Traditional blocking methods are generally based on an ad hoc judgment of the usefulness of different fields in a matching decision. For instance, a healthcare site might use Medicaid and medical record number matches as blocking characteristics—meaning that any records matching on those two fields would be passed on to the second-stage matching algorithm. Also commonly used are matches on birthday and first name, birthday and last name, birthday and Soundex code of last name, etc.

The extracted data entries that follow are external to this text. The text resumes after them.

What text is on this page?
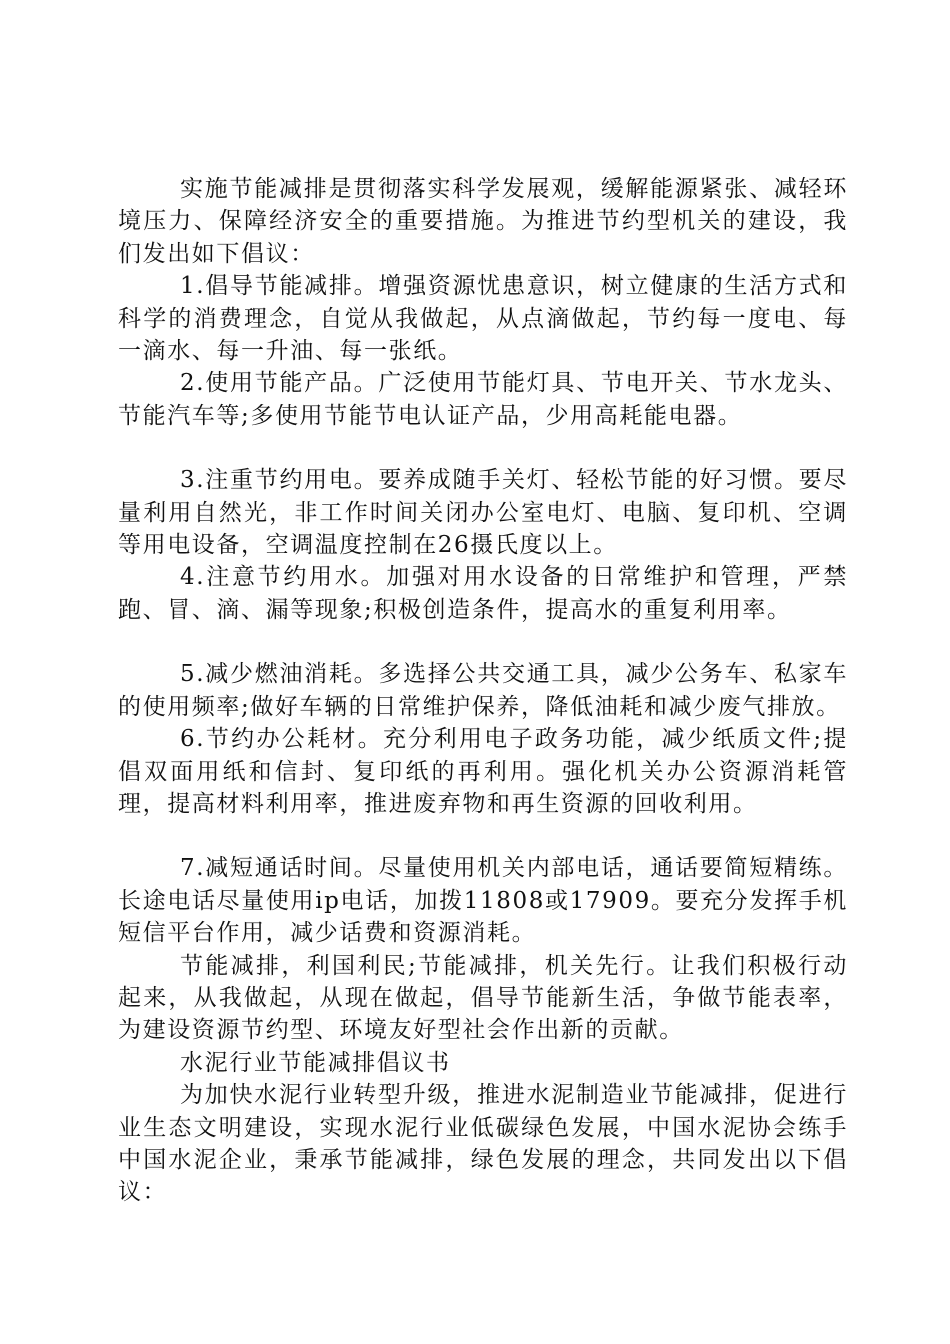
实施节能减排是贯彻落实科学发展观，缓解能源紧张、减轻环境压力、保障经济安全的重要措施。为推进节约型机关的建设，我们发出如下倡议：

1.倡导节能减排。增强资源忧患意识，树立健康的生活方式和科学的消费理念，自觉从我做起，从点滴做起，节约每一度电、每一滴水、每一升油、每一张纸。

2.使用节能产品。广泛使用节能灯具、节电开关、节水龙头、节能汽车等;多使用节能节电认证产品，少用高耗能电器。

3.注重节约用电。要养成随手关灯、轻松节能的好习惯。要尽量利用自然光，非工作时间关闭办公室电灯、电脑、复印机、空调等用电设备，空调温度控制在26摄氏度以上。

4.注意节约用水。加强对用水设备的日常维护和管理，严禁跑、冒、滴、漏等现象;积极创造条件，提高水的重复利用率。

5.减少燃油消耗。多选择公共交通工具，减少公务车、私家车的使用频率;做好车辆的日常维护保养，降低油耗和减少废气排放。

6.节约办公耗材。充分利用电子政务功能，减少纸质文件;提倡双面用纸和信封、复印纸的再利用。强化机关办公资源消耗管理，提高材料利用率，推进废弃物和再生资源的回收利用。

7.减短通话时间。尽量使用机关内部电话，通话要简短精练。长途电话尽量使用ip电话，加拨11808或17909。要充分发挥手机短信平台作用，减少话费和资源消耗。

节能减排，利国利民;节能减排，机关先行。让我们积极行动起来，从我做起，从现在做起，倡导节能新生活，争做节能表率，为建设资源节约型、环境友好型社会作出新的贡献。

水泥行业节能减排倡议书

为加快水泥行业转型升级，推进水泥制造业节能减排，促进行业生态文明建设，实现水泥行业低碳绿色发展，中国水泥协会练手中国水泥企业，秉承节能减排，绿色发展的理念，共同发出以下倡议：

This traditional approach can work reasonably well, but its ad hoc nature places a limitation on the portability of any system built around it. It also has a problem of generating too many false negative responses (i.e., records that should have been linked, but were not). The quality of the blocking routine is important to the ability of the system to minimize the number of false negatives since pairs that are not seen as possible matches in the blocking phase will be missed even if the second-stage matching algorithm's decision-making engine would have assigned them a high probability, or score, of match. At the same time, the system has to carefully manage tradeoffs between false negatives and run-time performance. If the blocking algorithm is too liberal in passing along hypothetical matches, system run-time may exceed the user's tolerance.
We provide an automated blocking technique that can be used for example as a first step to find approximate matches in a database. Exemplary illustrative non-limiting implementations of the technique build a blocking set to be as liberal as possible in efficiently retrieving records that match on individual fields or sets of fields while avoiding selection criteria that are predicted to return more than the maximum number of records defining a particular special requirement. The ability to do blocking without extensive manual setup at low cost is highly advantageous including but not limited to situations where a machine learning based or other second-stage matching algorithm is being used.